The discussion delves into more nuanced technical and strategic approaches to bot mitigation.

  • IP Reputation and ASN Blocking: The idea of blocking entire Autonomous System Numbers (ASNs) that are prolific sources of bad traffic is raised. Tools like bgp.tools and hackertarget.com are mentioned for ASN lookups.
  • User Agent String Filtering: Blocking based on User Agent strings is suggested as a simpler method, though acknowledged as easily spoofed. "Blocking the IP can be done at the firewall" - lexicality, highlighting the advantage of IP-based blocking.
  • Rate Limiting and Tarpitting: Throttling bandwidth or employing tarpitting (slowing down responses) is discussed as a way to make scraping more resource-intensive for bots. "What’s worked better for me is tarpitting or just confusing the hell out of scrapers so they waste their own resources." - niczem.
  • Dynamic Blocking: Solutions that automatically detect and block malicious IPs or networks in real-time are explored. "I’m currently working on a sniffer that tracks all inbound TCP connections and UDP/ICMP traffic and can trigger firewall rule addition/removal based on traffic attributes..." - sneak.
  • The "Thinkbot" Problem: A specific bot that identifies itself via its User Agent and even suggests IP blocking is discussed, leading to a debate on whether to block by User Agent or IP.
  • "Adversarial" Security: Some users adopt strategies that actively confuse or inconvenience bots, such as intentionally serving malformed data or using obscure server banners. "I add re-actively. I figure there are "legitimate" IP's that companies use and I only look at IP addresses that are 'vandalizing' my servers with inappropriate scans and block them." - roguebloodrage.
  • Allowlisting: The concept of "allowlists" (whitelisting) is presented as a more secure, albeit more challenging, approach. "I've been experimenting with a system where allowed users can create short-lived tokens via some out-of-band mechanism..." - imiric.
  • Identity-Aware Proxies: Tools like GCP's Identity-Aware Proxy are mentioned as a means to outsource security verification.

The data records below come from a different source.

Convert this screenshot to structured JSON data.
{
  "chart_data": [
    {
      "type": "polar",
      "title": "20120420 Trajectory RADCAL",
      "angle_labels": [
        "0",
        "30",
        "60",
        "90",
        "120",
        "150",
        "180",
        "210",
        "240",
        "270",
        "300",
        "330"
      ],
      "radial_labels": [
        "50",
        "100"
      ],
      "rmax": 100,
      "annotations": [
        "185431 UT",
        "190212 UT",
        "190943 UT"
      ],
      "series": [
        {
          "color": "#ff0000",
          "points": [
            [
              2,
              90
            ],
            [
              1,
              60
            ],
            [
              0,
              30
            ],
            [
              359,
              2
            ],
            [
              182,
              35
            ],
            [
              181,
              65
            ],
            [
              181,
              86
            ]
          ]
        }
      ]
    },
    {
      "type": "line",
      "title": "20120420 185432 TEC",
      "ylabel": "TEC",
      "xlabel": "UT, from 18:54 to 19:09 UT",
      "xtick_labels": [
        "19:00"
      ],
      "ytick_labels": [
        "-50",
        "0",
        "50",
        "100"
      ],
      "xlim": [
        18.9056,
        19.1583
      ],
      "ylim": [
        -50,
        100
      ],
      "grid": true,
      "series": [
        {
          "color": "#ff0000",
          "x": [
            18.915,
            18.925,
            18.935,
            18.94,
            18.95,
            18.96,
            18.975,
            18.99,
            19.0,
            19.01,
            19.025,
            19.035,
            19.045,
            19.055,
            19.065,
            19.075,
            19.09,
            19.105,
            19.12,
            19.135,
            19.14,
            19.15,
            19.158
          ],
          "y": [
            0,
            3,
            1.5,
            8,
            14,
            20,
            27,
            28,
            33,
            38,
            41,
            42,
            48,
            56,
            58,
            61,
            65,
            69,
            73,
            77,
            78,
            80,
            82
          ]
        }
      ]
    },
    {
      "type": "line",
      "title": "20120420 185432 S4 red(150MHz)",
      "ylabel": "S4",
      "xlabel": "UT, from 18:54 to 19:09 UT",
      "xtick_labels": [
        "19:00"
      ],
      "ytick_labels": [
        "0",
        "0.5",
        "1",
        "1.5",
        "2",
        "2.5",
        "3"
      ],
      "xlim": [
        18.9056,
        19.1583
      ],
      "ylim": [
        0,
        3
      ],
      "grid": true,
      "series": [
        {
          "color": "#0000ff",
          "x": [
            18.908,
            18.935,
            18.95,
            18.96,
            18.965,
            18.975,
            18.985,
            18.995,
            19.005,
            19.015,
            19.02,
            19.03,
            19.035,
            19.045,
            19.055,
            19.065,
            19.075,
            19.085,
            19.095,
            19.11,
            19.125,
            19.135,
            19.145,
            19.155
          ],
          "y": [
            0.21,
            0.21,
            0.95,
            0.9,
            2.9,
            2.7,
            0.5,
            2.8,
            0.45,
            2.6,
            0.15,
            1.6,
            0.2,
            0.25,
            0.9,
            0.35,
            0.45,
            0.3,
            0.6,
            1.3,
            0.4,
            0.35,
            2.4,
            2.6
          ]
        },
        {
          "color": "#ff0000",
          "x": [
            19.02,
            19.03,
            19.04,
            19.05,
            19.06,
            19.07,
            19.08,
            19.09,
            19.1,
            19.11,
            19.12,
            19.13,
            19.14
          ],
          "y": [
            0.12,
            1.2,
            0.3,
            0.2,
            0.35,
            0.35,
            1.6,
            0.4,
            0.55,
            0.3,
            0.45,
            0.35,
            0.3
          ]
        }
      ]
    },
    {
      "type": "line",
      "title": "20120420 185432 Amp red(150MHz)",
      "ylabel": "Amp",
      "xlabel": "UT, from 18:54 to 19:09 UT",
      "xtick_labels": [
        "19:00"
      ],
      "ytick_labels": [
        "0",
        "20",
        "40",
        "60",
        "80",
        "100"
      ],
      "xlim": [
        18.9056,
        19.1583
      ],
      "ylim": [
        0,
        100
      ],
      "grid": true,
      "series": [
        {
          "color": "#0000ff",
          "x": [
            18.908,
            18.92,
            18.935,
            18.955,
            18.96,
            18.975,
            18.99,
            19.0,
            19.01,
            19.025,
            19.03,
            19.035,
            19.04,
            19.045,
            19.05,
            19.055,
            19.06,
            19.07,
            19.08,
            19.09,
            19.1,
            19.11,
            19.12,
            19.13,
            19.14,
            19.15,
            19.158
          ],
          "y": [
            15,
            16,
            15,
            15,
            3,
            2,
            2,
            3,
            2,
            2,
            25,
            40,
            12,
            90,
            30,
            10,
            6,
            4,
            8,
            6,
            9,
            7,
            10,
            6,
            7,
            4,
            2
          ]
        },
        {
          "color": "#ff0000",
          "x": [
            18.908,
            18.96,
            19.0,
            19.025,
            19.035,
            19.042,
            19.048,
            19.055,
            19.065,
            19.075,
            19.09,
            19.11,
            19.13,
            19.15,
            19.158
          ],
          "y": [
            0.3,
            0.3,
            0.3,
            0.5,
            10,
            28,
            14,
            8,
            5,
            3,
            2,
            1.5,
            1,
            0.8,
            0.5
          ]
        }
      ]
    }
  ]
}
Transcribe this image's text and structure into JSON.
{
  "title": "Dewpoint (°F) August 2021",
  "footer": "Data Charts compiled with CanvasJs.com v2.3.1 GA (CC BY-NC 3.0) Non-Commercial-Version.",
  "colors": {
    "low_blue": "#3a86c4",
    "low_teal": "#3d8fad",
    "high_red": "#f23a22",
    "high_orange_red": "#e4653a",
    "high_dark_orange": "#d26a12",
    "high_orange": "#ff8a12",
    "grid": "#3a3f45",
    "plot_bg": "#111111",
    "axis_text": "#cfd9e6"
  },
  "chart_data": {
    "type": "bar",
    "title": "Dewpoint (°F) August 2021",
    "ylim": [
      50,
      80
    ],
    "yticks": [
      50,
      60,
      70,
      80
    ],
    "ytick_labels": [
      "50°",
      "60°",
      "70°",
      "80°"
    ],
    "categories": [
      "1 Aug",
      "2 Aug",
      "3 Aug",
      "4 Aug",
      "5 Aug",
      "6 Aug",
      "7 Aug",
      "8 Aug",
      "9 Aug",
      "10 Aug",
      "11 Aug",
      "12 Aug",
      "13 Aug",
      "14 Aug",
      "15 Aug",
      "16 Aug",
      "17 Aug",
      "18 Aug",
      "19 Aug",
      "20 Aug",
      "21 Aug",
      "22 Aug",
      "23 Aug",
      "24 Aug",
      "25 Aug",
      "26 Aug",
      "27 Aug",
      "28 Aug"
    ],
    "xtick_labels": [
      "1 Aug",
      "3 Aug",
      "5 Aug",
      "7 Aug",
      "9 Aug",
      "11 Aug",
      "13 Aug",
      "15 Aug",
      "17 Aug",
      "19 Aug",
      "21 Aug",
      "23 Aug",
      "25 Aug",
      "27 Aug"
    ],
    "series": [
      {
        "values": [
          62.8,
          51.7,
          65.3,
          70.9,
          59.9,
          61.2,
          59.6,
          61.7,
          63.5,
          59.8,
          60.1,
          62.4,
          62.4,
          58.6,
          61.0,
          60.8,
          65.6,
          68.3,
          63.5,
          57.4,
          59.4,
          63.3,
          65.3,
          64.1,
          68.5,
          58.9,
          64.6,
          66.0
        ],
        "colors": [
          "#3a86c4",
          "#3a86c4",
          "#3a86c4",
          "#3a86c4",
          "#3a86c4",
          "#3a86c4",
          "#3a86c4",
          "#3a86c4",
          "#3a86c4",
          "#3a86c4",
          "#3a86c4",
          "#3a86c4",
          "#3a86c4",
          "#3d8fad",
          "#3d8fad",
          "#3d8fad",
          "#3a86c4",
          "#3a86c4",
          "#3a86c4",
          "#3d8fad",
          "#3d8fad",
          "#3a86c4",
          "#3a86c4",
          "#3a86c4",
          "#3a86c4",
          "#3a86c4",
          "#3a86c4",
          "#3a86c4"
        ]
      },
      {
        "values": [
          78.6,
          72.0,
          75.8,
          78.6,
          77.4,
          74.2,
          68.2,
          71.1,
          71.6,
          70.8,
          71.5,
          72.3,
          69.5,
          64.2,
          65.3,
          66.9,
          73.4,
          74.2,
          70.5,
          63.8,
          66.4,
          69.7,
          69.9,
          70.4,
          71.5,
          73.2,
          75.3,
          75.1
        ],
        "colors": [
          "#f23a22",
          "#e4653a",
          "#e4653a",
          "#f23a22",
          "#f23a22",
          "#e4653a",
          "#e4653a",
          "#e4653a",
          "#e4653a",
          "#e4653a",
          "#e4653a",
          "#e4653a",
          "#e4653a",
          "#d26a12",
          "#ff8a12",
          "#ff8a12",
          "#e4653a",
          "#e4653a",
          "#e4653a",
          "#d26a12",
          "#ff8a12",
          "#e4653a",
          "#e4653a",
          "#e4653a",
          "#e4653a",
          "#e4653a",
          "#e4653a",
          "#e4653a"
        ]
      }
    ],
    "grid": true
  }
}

The Future and Broader Implications

The conversation touches on the long-term implications of this traffic for the internet.

  • IPv6 Complexity: The potential for IPv6 to exacerbate blocking challenges is noted, with suggestions of blocking larger prefix ranges. "For ipv6 you just start nuking /64s and /48s if they're really rowdy." - snerbles.
  • The "Open Web" in Decline: Concerns are raised about the erosion of an open internet due to the increasing need for authentication and restrictions. "The open, anonymous web is on the verge of extinction." - rglullis.
  • Trustless Systems and Blockchain: A tangential discussion emerges on the role of trustless systems and blockchain in managing access and identity in a more hostile internet environment.
  • Corporate Responsibility and Capitalism: The economic incentives behind these security measures are debated, with participants questioning whether cost-saving by offloading externalities onto users is truly "capitalism working as intended."
  • Lack of Collaboration: The lack of shared data or cooperative efforts to combat bots is lamented. "What I’d really love to see - but probably never will—is companies joining forces to share data or support open projects like Common Crawl. That would raise the floor for everyone. But, you know… capitalism, so instead we all reinvent the wheel in our own silos." - niczem.

In essence, the discussion reflects a growing sense of a "cyberpunk dystopia" where the open internet is becoming increasingly difficult to navigate due to automated threats, leading to a fragmentation and securitization of access that impacts legitimate users and the very principles of an open global network.